One of the great concerns among epidemiologists is the ratio of hospital beds to the infected in need of hospitalization. For example, the Boston Globe reported that without mass closures and other interventions, more than 225,000 Massachusetts residents may require hospitalization — with more than a fifth, or 45,000, in need of intensive care. The latter group includes a disproportionately high percentage of patients with chronic illness. However, the state of Massachusetts has an average of 3,600 hospital beds and 400 ICU beds available.
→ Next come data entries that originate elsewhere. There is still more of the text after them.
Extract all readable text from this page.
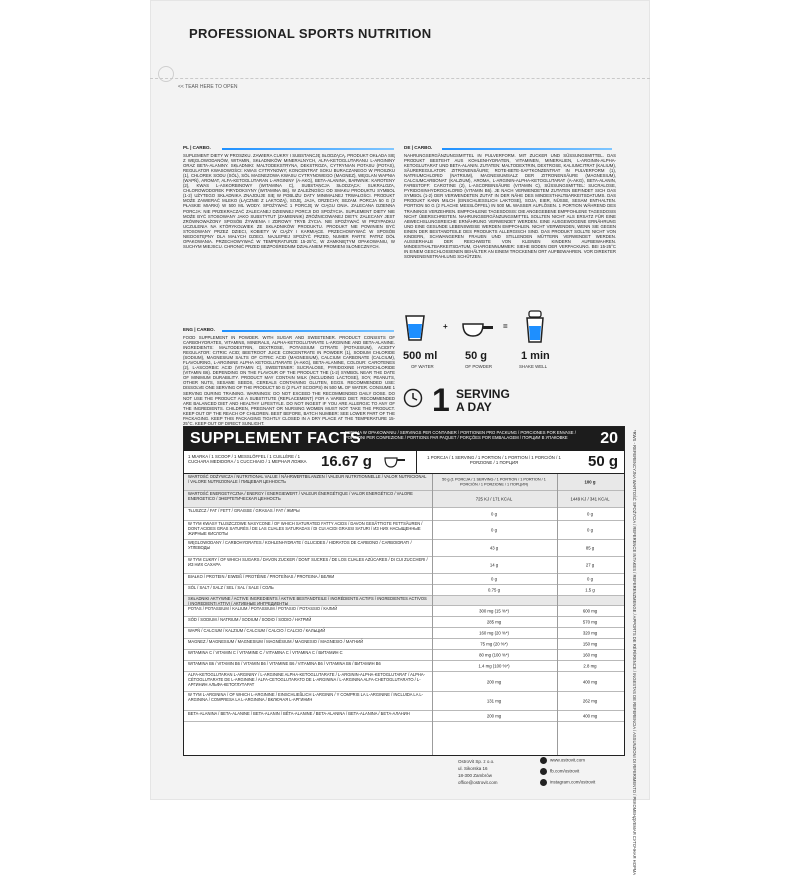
PROFESSIONAL SPORTS NUTRITION
<< TEAR HERE TO OPEN
PL | CARBO.
SUPLEMENT DIETY W PROSZKU. ZAWIERA CUKRY I SUBSTANCJĘ SŁODZĄCĄ. PRODUKT OKŁADA SIĘ Z WĘGLOWODANÓW, WITAMIN, SKŁADNIKÓW MINERALNYCH, ALFA-KETOGLUTARANU L-ARGININY ORAZ BETA-ALANINY. SKŁADNIKI: MALTODEKSTRYNA, DEKSTROZA, CYTRYNIAN POTASU (POTAS), REGULATOR KWASOWOŚCI: KWAS CYTRYNOWY; KONCENTRAT SOKU BURACZANEGO W PROSZKU (1), CHLOREK SODU (SÓL), SÓL MAGNEZOWA KWASU CYTRYNOWEGO (MAGNEZ), WĘGLAN WAPNIA (WAPŃ), AROMAT, ALFA-KETOGLUTARAN L-ARGININY (A-AKG), BETA-ALANINA, BARWNIK: KAROTENY (2), KWAS L-ASKORBINOWY (WITAMINA C), SUBSTANCJA SŁODZĄCA: SUKRALOZA, CHLOROWODOREK PIRYDOKSYNY (WITAMINA B6). W ZALEŻNOŚCI OD SMAKU PRODUKTU SYMBOL (1-2) UŻYTEGO SKŁADNIKA ZNAJDUJE SIĘ W POBLIŻU DATY MINIMALNEJ TRWAŁOŚCI. PRODUKT MOŻE ZAWIERAĆ MLEKO (ŁĄCZNIE Z LAKTOZĄ), SOJĘ, JAJA, ORZECHY, SEZAM. PORCJA 50 G (2 PŁASKIE MIARKI) W 500 ML WODY. SPOŻYWAĆ 1 PORCJĘ W CIĄGU DNIA. ZALECANA DZIENNA PORCJA: NIE PRZEKRACZAĆ ZALECANEJ DZIENNEJ PORCJI DO SPOŻYCIA. SUPLEMENT DIETY NIE MOŻE BYĆ STOSOWANY JAKO SUBSTYTUT (ZAMIENNIK) ZRÓŻNICOWANEJ DIETY. ZALECANY JEST ZRÓWNOWAŻONY SPOSÓB ŻYWIENIA I ZDROWY TRYB ŻYCIA. NIE SPOŻYWAĆ W PRZYPADKU UCZULENIA NA KTÓRYKOLWIEK ZE SKŁADNIKÓW PRODUKTU. PRODUKT NIE POWINIEN BYĆ STOSOWANY PRZEZ DZIECI, KOBIETY W CIĄŻY I KARMIĄCE. PRZECHOWYWAĆ W SPOSÓB NIEDOSTĘPNY DLA MAŁYCH DZIECI. NAJLEPIEJ SPOŻYĆ PRZED, NUMER PARTII: PATRZ DÓŁ OPAKOWANIA. PRZECHOWYWAĆ W TEMPERATURZE 15-25°C, W ZAMKNIĘTYM OPAKOWANIU, W SUCHYM MIEJSCU. CHRONIĆ PRZED BEZPOŚREDNIM DZIAŁANIEM PROMIENI SŁONECZNYCH.
DE | CARBO.
NAHRUNGSERGÄNZUNGSMITTEL IN PULVERFORM. MIT ZUCKER UND SÜSSUNGSMITTEL. DAS PRODUKT BESTEHT AUS KOHLENHYDRATEN, VITAMINEN, MINERALIEN, L-ARGININ-ALPHA-KETOGLUTARAT UND BETA-ALANIN. ZUTATEN: MALTODEXTRIN, DEXTROSE, KALIUMCITRAT (KALIUM), SÄUREREGULATOR: ZITRONENSÄURE; ROTE-BETE-SAFTKONZENTRAT IN PULVERFORM (1), NATRIUMCHLORID (NATRIUM), MAGNESIUMSALZ DER ZITRONENSÄURE (MAGNESIUM), CALCIUMCARBONAT (KALZIUM), AROMA, L-ARGININ-ALPHA-KETOGLUTARAT (A-AKG), BETA-ALANIN, FARBSTOFF: CAROTINE (2), L-ASCORBINSÄURE (VITAMIN C), SÜSSUNGSMITTEL: SUCRALOSE, PYRIDOXINHYDROCHLORID (VITAMIN B6). JE NACH VERWENDETEM ZUTATEN BEFINDET SICH DAS SYMBOL (1-2) DER VERWENDETEN ZUTAT IN DER NÄHE DES MINDESTHALTBARKEITSDATUMS. DAS PRODUKT KANN MILCH (EINSCHLIESSLICH LAKTOSE), SOJA, EIER, NÜSSE, SESAM ENTHALTEN. PORTION 50 G (2 FLACHE MESSLÖFFEL) IN 500 ML WASSER AUFLÖSEN. 1 PORTION WÄHREND DES TRAININGS VERZEHREN. EMPFOHLENE TAGESDOSIS: DIE ANGEGEBENE EMPFOHLENE TAGESDOSIS NICHT ÜBERSCHREITEN. NAHRUNGSERGÄNZUNGSMITTEL SOLLTEN NICHT ALS ERSATZ FÜR EINE ABWECHSLUNGSREICHE ERNÄHRUNG VERWENDET WERDEN. EINE AUSGEWOGENE ERNÄHRUNG UND EINE GESUNDE LEBENSWEISE WERDEN EMPFOHLEN. NICHT VERWENDEN, WENN SIE GEGEN EINEN DER BESTANDTEILE DES PRODUKTS ALLERGISCH SIND. DAS PRODUKT SOLLTE NICHT VON KINDERN, SCHWANGEREN FRAUEN UND STILLENDEN MÜTTERN VERWENDET WERDEN. AUSSERHALB DER REICHWEITE VON KLEINEN KINDERN AUFBEWAHREN. MINDESTHALTBARKEITSDATUM, CHARGENNUMMER: SIEHE BODEN DER VERPACKUNG. BEI 15-25°C IN EINEM GESCHLOSSENEN BEHÄLTER AN EINEM TROCKENEN ORT AUFBEWAHREN. VOR DIREKTER SONNENEINSTRAHLUNG SCHÜTZEN.
ENG | CARBO.
FOOD SUPPLEMENT IN POWDER. WITH SUGAR AND SWEETENER. PRODUCT CONSISTS OF CARBOHYDRATES, VITAMINS, MINERALS, ALPHA-KETOGLUTARATE L-ARGININE AND BETA-ALANINE. INGREDIENTS: MALTODEXTRIN, DEXTROSE, POTASSIUM CITRATE (POTASSIUM), ACIDITY REGULATOR: CITRIC ACID; BEETROOT JUICE CONCENTRATE IN POWDER (1), SODIUM CHLORIDE (SODIUM), MAGNESIUM SALTS OF CITRIC ACID (MAGNESIUM), CALCIUM CARBONATE (CALCIUM), FLAVOURING, L-ARGININE ALPHA KETOGLUTARATE (A-AKG), BETA-ALANINE, COLOUR: CAROTENES (2), L-ASCORBIC ACID (VITAMIN C), SWEETENER: SUCRALOSE, PYRIDOXINE HYDROCHLORIDE (VITAMIN B6). DEPENDING ON THE FLAVOUR OF THE PRODUCT THE (1-2) SYMBOL NEAR THE DATE OF MINIMUM DURABILITY. PRODUCT MAY CONTAIN MILK (INCLUDING LACTOSE), SOY, PEANUTS, OTHER NUTS, SESAME SEEDS, CEREALS CONTAINING GLUTEN, EGGS. RECOMMENDED USE: DISSOLVE ONE SERVING OF THE PRODUCT 50 G (2 FLAT SCOOPS) IN 500 ML OF WATER. CONSUME 1 SERVING DURING TRAINING. WARNINGS: DO NOT EXCEED THE RECOMMENDED DAILY DOSE. DO NOT USE THE PRODUCT AS A SUBSTITUTE (REPLACEMENT) FOR A VARIED DIET. RECOMMENDED ARE BALANCED DIET AND HEALTHY LIFESTYLE. DO NOT INGEST IF YOU ARE ALLERGIC TO ANY OF THE INGREDIENTS. CHILDREN, PREGNANT OR NURSING WOMEN MUST NOT TAKE THE PRODUCT. KEEP OUT OF THE REACH OF CHILDREN. BEST BEFORE, BATCH NUMBER: SEE LOWER PART OF THE PACKAGING. KEEP THIS PACKAGING TIGHTLY CLOSED IN A DRY PLACE AT THE TEMPERATURE 15-25°C. KEEP OUT OF DIRECT SUNLIGHT.
+	=
500 ml
OF WATER
50 g
OF POWDER
1 min
SHAKE WELL
1 SERVING
A DAY
SUPPLEMENT FACTS
PORCJA W OPAKOWANIU / SERVINGS PER CONTAINER / PORTIONEN PRO PACKUNG / PORCIONES POR ENVASE / PORZIONI PER CONFEZIONE / PORTIONS PAR PAQUET / PORÇÕES POR EMBALAGEM / ПОРЦИИ В УПАКОВКЕ	20
1 MIARKA / 1 SCOOP / 1 MESSLÖFFEL / 1 CUILLÈRE / 1 CUCHARA MEDIDORA / 1 CUCCHIAIO / 1 МЕРНАЯ ЛОЖКА 16.67 g	1 PORCJA / 1 SERVING / 1 PORTION / 1 PORTION / 1 PORCIÓN / 1 PORZIONE / 1 ПОРЦИЯ	50 g
WARTOŚĆ ODŻYWCZA / NUTRITIONAL VALUE / NÄHRWERTBILANZEN / VALEUR NUTRITIONNELLE / VALOR NUTRICIONAL / VALORE NUTRIZIONALE / ПИЩЕВАЯ ЦЕННОСТЬ	50 g (1 PORCJA / 1 SERVING / 1 PORTION / 1 PORTION / 1 PORCIÓN / 1 PORZIONE / 1 ПОРЦИЯ)	100 g
WARTOŚĆ ENERGETYCZNA / ENERGY / ENERGIEWERT / VALEUR ÉNERGÉTIQUE / VALOR ENERGÉTICO / VALORE ENERGETICO / ЭНЕРГЕТИЧЕСКАЯ ЦЕННОСТЬ	725 KJ / 171 KCAL	1449 KJ / 341 KCAL
TŁUSZCZ / FAT / FETT / GRAISSE / GRASAS / FAT / ЖИРЫ
0 g	0 g
W TYM KWASY TŁUSZCZOWE NASYCONE / OF WHICH SATURATED FATTY ACIDS / DAVON GESÄTTIGTE FETTSÄUREN / DONT ACIDES GRAS SATURÉS / DE LAS CUALES SATURADAS / DI CUI ACIDI GRASSI SATURI / ИЗ НИХ НАСЫЩЕННЫЕ ЖИРНЫЕ КИСЛОТЫ
0 g	0 g
WĘGLOWODANY / CARBOHYDRATES / KOHLENHYDRATE / GLUCIDES / HIDRATOS DE CARBONO / CARBOIDRATI / УГЛЕВОДЫ	43 g	85 g
W TYM CUKRY / OF WHICH SUGARS / DAVON ZUCKER / DONT SUCRES / DE LOS CUALES AZÚCARES / DI CUI ZUCCHERI / ИЗ НИХ САХАРА	14 g	27 g
BIAŁKO / PROTEIN / EIWEIß / PROTÉINE / PROTEÍNAS / PROTEINA / БЕЛКИ	0 g	0 g
SÓL / SALT / SALZ / SEL / SAL / SALE / СОЛЬ	0.75 g	1.5 g
SKŁADNIKI AKTYWNE / ACTIVE INGREDIENTS / AKTIVE BESTANDTEILE / INGRÉDIENTS ACTIFS / INGREDIENTES ACTIVOS / INGREDIENTI ATTIVI / АКТИВНЫЕ ИНГРЕДИЕНТЫ
POTAS / POTASSIUM / KALIUM / POTASSIUM / POTASIO / POTASSIO / КАЛИЙ	300 mg (15 %*)	600 mg
SÓD / SODIUM / NATRIUM / SODIUM / SODIO / SODIO / НАТРИЙ	285 mg	570 mg
WAPŃ / CALCIUM / KALZIUM / CALCIUM / CALCIO / CALCIO / КАЛЬЦИЙ	160 mg (20 %*)	320 mg
MAGNEZ / MAGNESIUM / MAGNESIUM / MAGNÉSIUM / MAGNESIO / MAGNESIO / МАГНИЙ	75 mg (20 %*)	150 mg
WITAMINA C / VITAMIN C / VITAMINE C / VITAMINA C / VITAMINA C / ВИТАМИН C	80 mg (100 %*)	160 mg
WITAMINA B6 / VITAMIN B6 / VITAMIN B6 / VITAMINE B6 / VITAMINA B6 / VITAMINA B6 / ВИТАМИН B6	1.4 mg (100 %*)	2.8 mg
ALFA-KETOGLUTARAN L-ARGININY / L-ARGININE ALPHA-KETOGLUTARATE / L-ARGININ-ALPHA-KETOGLUTARAT / ALPHA-CÉTOGLUTARATE DE L-ARGININE / ALFA-CETOGLUTARATO DE L-ARGININA / L-ARGININA ALFA-CHETOGLUTARATO / L-АРГИНИН АЛЬФА-КЕТОГЛУТАРАТ
200 mg	400 mg
W TYM L-ARGININA / OF WHICH L-ARGININE / EINSCHLIEßLICH L-ARGININ / Y COMPRIS LA L-ARGININE / INCLUIDA LA L-ARGININA / COMPRESA LA L-ARGININA / ВКЛЮЧАЯ L-АРГИНИН	131 mg	262 mg
BETA-ALANINA / BETA-ALANINE / BETA-ALANIN / BÊTA-ALANINE / BETA-ALANINA / BETA-ALANINA / БЕТА-АЛАНИН	200 mg	400 mg	*RWS - REFERENCYJNA WARTOŚĆ SPOŻYCIA / REFERENCE INTAKES / REFERENZMENGE / APPORTS DE RÉFÉRENCE / INGESTAS DE REFERENCIA / ASSUNZIONI DI RIFERIMENTO / РЕКОМЕНДУЕМАЯ СУТОЧНАЯ НОРМА
OstroVit Sp. z o.o.
ul. Sikorska 16
18-300 Zambrów
office@ostrovit.com
www.ostrovit.com
fb.com/ostrovit
instagram.com/ostrovit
Media coverage of other countries, including China and Italy, offer a glimpse into this problem. This challenge places great weight on following practices that “flatten the curve” or, stated differently, slow the infection rate.
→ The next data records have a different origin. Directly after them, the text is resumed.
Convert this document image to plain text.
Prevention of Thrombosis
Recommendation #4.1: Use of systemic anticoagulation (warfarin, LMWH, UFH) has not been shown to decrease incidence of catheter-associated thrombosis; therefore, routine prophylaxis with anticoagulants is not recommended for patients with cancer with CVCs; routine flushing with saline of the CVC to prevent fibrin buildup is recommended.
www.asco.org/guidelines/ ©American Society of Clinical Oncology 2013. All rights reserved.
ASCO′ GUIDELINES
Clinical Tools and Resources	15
Let’s deal with the myths associated with COVID-19 because they inhibit action.

The first myth involves the folly of posts circulating on social media suggesting Blacks cannot acquire the virus. Do Blacks “catch” colds or the flu? The virus is colorblind. Ask NBA player Rudy Gobert. He did not take the matter seriously. Infected with the virus, he put his team and his opponents at risk.

The second myth is people saying, “wait it out.” Some folks believe the summer warmth will halt the virus. Unfortunately, unlike past influenza viruses, the COVID-19 is not projected to take a summer vacation. Marc Lipsitch, an epidemiologist at Harvard University, notes that new viruses have a temporary but important asset for survival — we lack immunity to them. Thus, a new virus can spread outside seasonable boundaries in ways that well-established viruses typically don’t.

We have one option: flatten the curve. How do we slow COVID-19?

Social distancing is the water to put out this fire. Cancel public events. Close schools and colleges. Limit travel. Telecommute to work. Maintain physical distance. Watch church online; this is a culturally sensitive matter. However, if you love your neighbor, then act in a fashion to slow the spread of this virus. The CDC generated a list of interventions and tools to support communities, organizations and higher education.

I recognize the inconvenience for some and the hardship for others to engage in social distancing. Let’s flatten the curve. Be the solution.

Dr. William F. Tate IV, Dean and Vice Provost for Graduate Education; Edward Mallinckrodt Distinguished Professor in Arts & Sciences; and Faculty Scholar, Institute for Public Health, Washington University in St. Louis. This article is adapted from his essay titled “Pandemic Preparedness: Using Geospatial Modeling to Inform Policy in Systems of Education and Health in Metropolitan America” published by Rowan and Littlefield.